The team, comprising individuals from Samsung AI, Columbia University, Salesforce, Yext, and other renowned entities, initiated the process by building upon the application layer of existing generative AI frameworks. This layer customizes the model’s broad capabilities to suit specific tasks, such as appointment setting. The workflow creation involved structuring sequences of interactions likely to culminate in successful appointments, akin to the approach of a seasoned sales representative.
In contrast to other startups rushing to amass extensive datasets for generative AI, Valley opted for quality over quantity. Their focus lay in curating a high-caliber dataset with accurately labeled data points relevant to the appointment-setting task. This data specificity empowered their model to engage in high-fidelity interactions with promising leads, tailored to the nuances and requisites of diverse industries.
Reinforcement learning played a pivotal role in this endeavor, enabling the model to evolve continually based on feedback from sales outcomes. This strategy ensures that the AI’s responses undergo constant refinement for enhanced effectiveness in real-world sales scenarios.
Addressing Industry Challenges with a ‘Quality Over Quantity’ Approach
The sales technology sector presents a myriad of challenges, from exorbitant customer acquisition costs to the imperative of scalable, predictable revenue. Valley endeavors to tackle these challenges head-on by substantially reducing the cost associated with acquiring new appointments and, consequently, the cost per conversion. This optimization offers businesses newfound efficiency and scalability unattainable through traditional methods.

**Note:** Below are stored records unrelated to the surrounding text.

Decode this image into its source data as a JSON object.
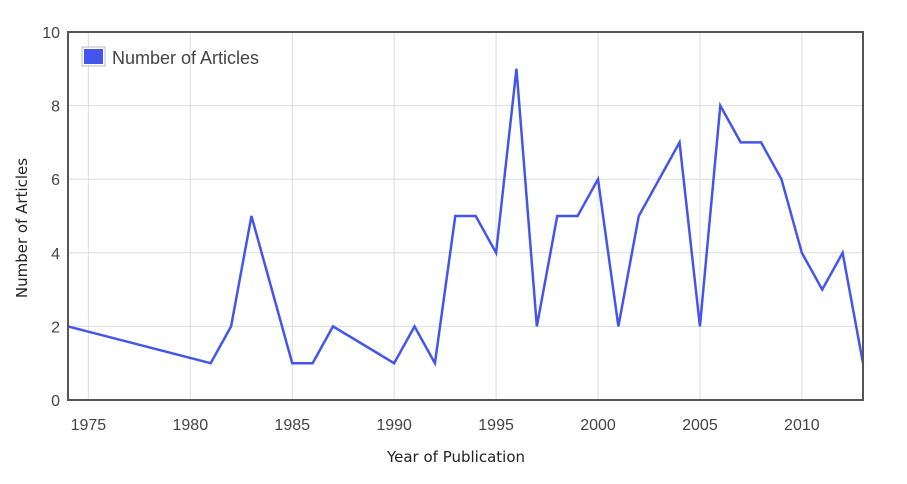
{
  "chart_data": {
    "type": "line",
    "title": "",
    "xlabel": "Year of Publication",
    "ylabel": "Number of Articles",
    "xlim": [
      1974,
      2013
    ],
    "ylim": [
      0,
      10
    ],
    "xticks": [
      1975,
      1980,
      1985,
      1990,
      1995,
      2000,
      2005,
      2010
    ],
    "yticks": [
      0,
      2,
      4,
      6,
      8,
      10
    ],
    "grid": true,
    "legend_position": "top-left",
    "series": [
      {
        "name": "Number of Articles",
        "color": "#4455ee",
        "x": [
          1974,
          1981,
          1982,
          1983,
          1985,
          1986,
          1987,
          1990,
          1991,
          1992,
          1993,
          1994,
          1995,
          1996,
          1997,
          1998,
          1999,
          2000,
          2001,
          2002,
          2004,
          2005,
          2006,
          2007,
          2008,
          2009,
          2010,
          2011,
          2012,
          2013
        ],
        "y": [
          2,
          1,
          2,
          5,
          1,
          1,
          2,
          1,
          2,
          1,
          5,
          5,
          4,
          9,
          2,
          5,
          5,
          6,
          2,
          5,
          7,
          2,
          8,
          7,
          7,
          6,
          4,
          3,
          4,
          1
        ]
      }
    ]
  }
}
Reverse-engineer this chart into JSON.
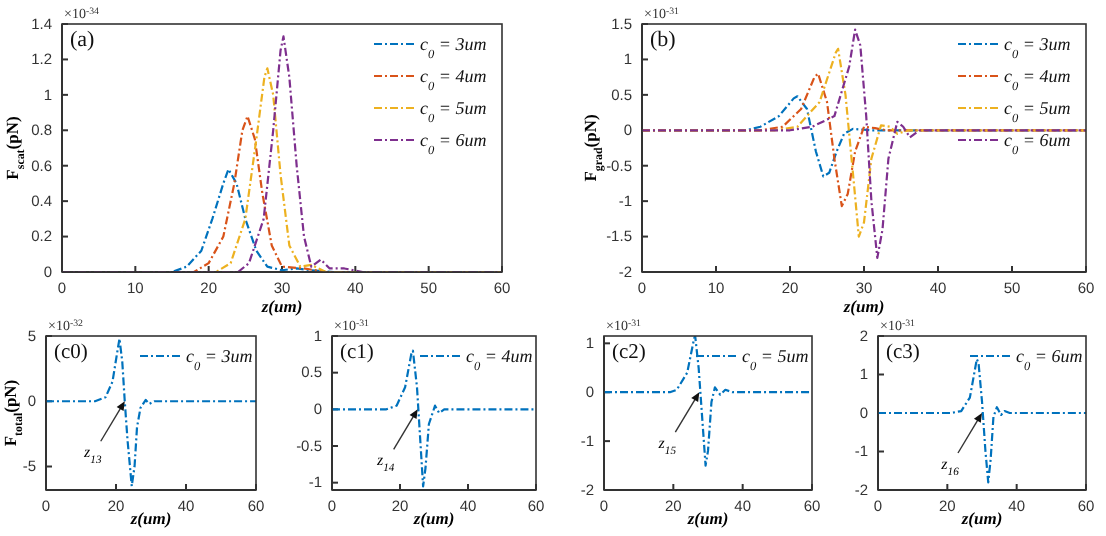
{
  "chart_data": [
    {
      "type": "line",
      "title": "(a)",
      "xlabel": "z(um)",
      "ylabel": "F$_{scat}$(pN)",
      "xlim": [
        0,
        60
      ],
      "xticks": [
        0,
        10,
        20,
        30,
        40,
        50,
        60
      ],
      "ylim": [
        0,
        1.4
      ],
      "yticks": [
        0,
        0.2,
        0.4,
        0.6,
        0.8,
        1,
        1.2,
        1.4
      ],
      "legend": "top right",
      "line_style": "dashed",
      "annotations": [
        "×10$^{-34}$"
      ],
      "series": [
        {
          "name": "c$_{0}$ = 3um",
          "color": "#0072bd",
          "x": [
            0,
            15,
            17,
            19,
            20.5,
            22,
            22.7,
            23.8,
            25,
            26.5,
            28,
            30,
            32,
            34,
            37,
            60
          ],
          "values": [
            0,
            0,
            0.03,
            0.12,
            0.3,
            0.5,
            0.58,
            0.5,
            0.3,
            0.12,
            0.03,
            0.01,
            0.02,
            0.01,
            0,
            0
          ]
        },
        {
          "name": "c$_{0}$ = 4um",
          "color": "#d95319",
          "x": [
            0,
            18,
            20,
            22,
            23.5,
            24.6,
            25.3,
            26.3,
            27.3,
            28.6,
            30,
            33,
            36,
            60
          ],
          "values": [
            0,
            0,
            0.05,
            0.2,
            0.5,
            0.8,
            0.88,
            0.75,
            0.45,
            0.15,
            0.03,
            0.02,
            0,
            0
          ]
        },
        {
          "name": "c$_{0}$ = 5um",
          "color": "#edb120",
          "x": [
            0,
            21,
            23,
            25,
            26.5,
            27.6,
            28,
            28.8,
            29.8,
            31,
            32.5,
            34,
            36,
            60
          ],
          "values": [
            0,
            0,
            0.05,
            0.3,
            0.75,
            1.1,
            1.15,
            1,
            0.55,
            0.15,
            0.03,
            0.04,
            0,
            0
          ]
        },
        {
          "name": "c$_{0}$ = 6um",
          "color": "#7e2f8e",
          "x": [
            0,
            24,
            25.5,
            27.5,
            28.8,
            29.8,
            30.2,
            31,
            32,
            33,
            34,
            35.3,
            36.5,
            38.5,
            41,
            60
          ],
          "values": [
            0,
            0,
            0.05,
            0.3,
            0.8,
            1.25,
            1.33,
            1.1,
            0.6,
            0.2,
            0.03,
            0.07,
            0.02,
            0.02,
            0,
            0
          ]
        }
      ]
    },
    {
      "type": "line",
      "title": "(b)",
      "xlabel": "z(um)",
      "ylabel": "F$_{grad}$(pN)",
      "xlim": [
        0,
        60
      ],
      "xticks": [
        0,
        10,
        20,
        30,
        40,
        50,
        60
      ],
      "ylim": [
        -2,
        1.5
      ],
      "yticks": [
        -2,
        -1.5,
        -1,
        -0.5,
        0,
        0.5,
        1,
        1.5
      ],
      "legend": "top right",
      "line_style": "dashed",
      "annotations": [
        "×10$^{-31}$"
      ],
      "series": [
        {
          "name": "c$_{0}$ = 3um",
          "color": "#0072bd",
          "x": [
            0,
            14,
            16,
            18.5,
            20.5,
            21,
            22.3,
            23.5,
            24.5,
            25.3,
            26.3,
            27.3,
            28.5,
            31,
            60
          ],
          "values": [
            0,
            0,
            0.05,
            0.2,
            0.45,
            0.48,
            0.3,
            -0.3,
            -0.65,
            -0.6,
            -0.3,
            -0.05,
            0.02,
            0,
            0
          ]
        },
        {
          "name": "c$_{0}$ = 4um",
          "color": "#d95319",
          "x": [
            0,
            16,
            19,
            21.5,
            23.3,
            23.8,
            25,
            26,
            27,
            27.8,
            28.8,
            30,
            31.5,
            33,
            60
          ],
          "values": [
            0,
            0,
            0.05,
            0.3,
            0.75,
            0.8,
            0.4,
            -0.4,
            -1.07,
            -0.9,
            -0.3,
            0.05,
            0.03,
            0,
            0
          ]
        },
        {
          "name": "c$_{0}$ = 5um",
          "color": "#edb120",
          "x": [
            0,
            18,
            21,
            24,
            26.2,
            26.5,
            27.5,
            28.5,
            29.3,
            30,
            31,
            32.3,
            33.5,
            34.5,
            36,
            60
          ],
          "values": [
            0,
            0,
            0.05,
            0.4,
            1.1,
            1.15,
            0.5,
            -0.6,
            -1.5,
            -1.3,
            -0.4,
            0.07,
            0.05,
            -0.05,
            0,
            0
          ]
        },
        {
          "name": "c$_{0}$ = 6um",
          "color": "#7e2f8e",
          "x": [
            0,
            20,
            23,
            26,
            28,
            28.8,
            29.5,
            30.3,
            31,
            31.8,
            32.5,
            33.3,
            34.5,
            35.3,
            36.2,
            37.5,
            60
          ],
          "values": [
            0,
            0,
            0.05,
            0.2,
            0.9,
            1.42,
            1.2,
            0.2,
            -1,
            -1.8,
            -1.4,
            -0.4,
            0.12,
            0.05,
            -0.1,
            0,
            0
          ]
        }
      ]
    },
    {
      "type": "line",
      "title": "(c0)",
      "xlabel": "z(um)",
      "ylabel": "F$_{total}$(pN)",
      "xlim": [
        0,
        60
      ],
      "xticks": [
        0,
        20,
        40,
        60
      ],
      "ylim": [
        -6.8,
        5
      ],
      "yticks": [
        -5,
        0,
        5
      ],
      "legend": "top right",
      "line_style": "dashed",
      "annotations": [
        "×10$^{-32}$",
        {
          "text": "z$_{13}$",
          "x": 22.5,
          "y": 0
        }
      ],
      "series": [
        {
          "name": "c$_{0}$ = 3um",
          "color": "#0072bd",
          "x": [
            0,
            14,
            17,
            19,
            20.5,
            21,
            21.8,
            22.5,
            23.3,
            24.5,
            25.3,
            26,
            27,
            28.5,
            29.5,
            31,
            60
          ],
          "values": [
            0,
            0,
            0.3,
            1.5,
            4,
            4.8,
            3,
            0,
            -3,
            -6.5,
            -5,
            -2,
            -0.5,
            0.1,
            -0.2,
            0,
            0
          ]
        }
      ]
    },
    {
      "type": "line",
      "title": "(c1)",
      "xlabel": "z(um)",
      "xlim": [
        0,
        60
      ],
      "xticks": [
        0,
        20,
        40,
        60
      ],
      "ylim": [
        -1.1,
        1
      ],
      "yticks": [
        -1,
        -0.5,
        0,
        0.5,
        1
      ],
      "legend": "top right",
      "line_style": "dashed",
      "annotations": [
        "×10$^{-31}$",
        {
          "text": "z$_{14}$",
          "x": 25.2,
          "y": 0
        }
      ],
      "series": [
        {
          "name": "c$_{0}$ = 4um",
          "color": "#0072bd",
          "x": [
            0,
            16,
            19,
            21.5,
            23.3,
            23.8,
            25,
            25.8,
            26.8,
            27.5,
            28.5,
            30.3,
            31.5,
            33,
            60
          ],
          "values": [
            0,
            0,
            0.05,
            0.3,
            0.75,
            0.8,
            0.3,
            -0.3,
            -1.05,
            -0.8,
            -0.2,
            0.05,
            -0.05,
            0,
            0
          ]
        }
      ]
    },
    {
      "type": "line",
      "title": "(c2)",
      "xlabel": "z(um)",
      "xlim": [
        0,
        60
      ],
      "xticks": [
        0,
        20,
        40,
        60
      ],
      "ylim": [
        -2,
        1.15
      ],
      "yticks": [
        -2,
        -1,
        0,
        1
      ],
      "legend": "top right",
      "line_style": "dashed",
      "annotations": [
        "×10$^{-31}$",
        {
          "text": "z$_{15}$",
          "x": 27.5,
          "y": 0
        }
      ],
      "series": [
        {
          "name": "c$_{0}$ = 5um",
          "color": "#0072bd",
          "x": [
            0,
            19,
            21,
            24,
            26,
            26.3,
            27.3,
            28.3,
            29.3,
            30,
            31,
            32,
            33.5,
            35,
            37,
            60
          ],
          "values": [
            0,
            0,
            0.05,
            0.4,
            1.1,
            1.15,
            0.5,
            -0.5,
            -1.5,
            -1.2,
            -0.2,
            0.1,
            -0.05,
            0.05,
            0,
            0
          ]
        }
      ]
    },
    {
      "type": "line",
      "title": "(c3)",
      "xlabel": "z(um)",
      "xlim": [
        0,
        60
      ],
      "xticks": [
        0,
        20,
        40,
        60
      ],
      "ylim": [
        -2,
        2
      ],
      "yticks": [
        -2,
        -1,
        0,
        1,
        2
      ],
      "legend": "top right",
      "line_style": "dashed",
      "annotations": [
        "×10$^{-31}$",
        {
          "text": "z$_{16}$",
          "x": 30,
          "y": 0
        }
      ],
      "series": [
        {
          "name": "c$_{0}$ = 6um",
          "color": "#0072bd",
          "x": [
            0,
            21,
            24,
            26.5,
            28.5,
            29,
            30,
            31,
            31.8,
            32.5,
            33.3,
            34.3,
            35.5,
            36.5,
            38,
            60
          ],
          "values": [
            0,
            0,
            0.05,
            0.4,
            1.4,
            1.3,
            0.3,
            -1,
            -1.8,
            -1.2,
            -0.1,
            0.15,
            -0.05,
            0.05,
            0,
            0
          ]
        }
      ]
    }
  ]
}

Ali elucidated: “There are only three options for companies that wanted to set appointments with prospective buyers – and they were all sub-optimal. One is founder-led prospecting where if you have a really early stage company you can spend two to three hours a day trying to get in touch with the prospective buyers – a huge waste of time. The second option is hiring an appointment sending agency for \(3000 to \)4000 a month – very expensive and many of them rarely do their jobs well. And the final option is if you have the capital you could build a full sales development team which when scaled quickly becomes a 7 figure per year investment.
So the experiment with Valley was could we turn that \(85,000 a year sales development representative salary or that \)4,000 a month agency budget into a $400 a month software expense. Build a product that could take a cold stranger and turn them into a book sales meeting with zero human involvement, and by doing so dramatically change the customer acquisition calculus that our customers were performing. And dramatically alter the allocation of time towards prospecting versus other critical areas of an early stage company.”
While Ali chose not to disclose revenue figures, he highlighted that since the pilot program’s inception in March of this year, Valley has sustained a robust 30% month-over-month growth rate and has secured seven figures in signed expansion letters of intent from existing customers.
As they continue to expand, some of Valley’s prominent clients include Darwinian Ventures, Front.com, and Masterworks. The recent announcement of a $2 million pre-seed funding round from investors like Antler, Jason Calacanis, Rough Draft Ventures, O’Shaughnessy Ventures, ID8 Investments, Transform VC, and John Pleasants, the former CEO of Ticketmaster, Match, and Evite, underscores the industry’s confidence in Valley’s innovative approach.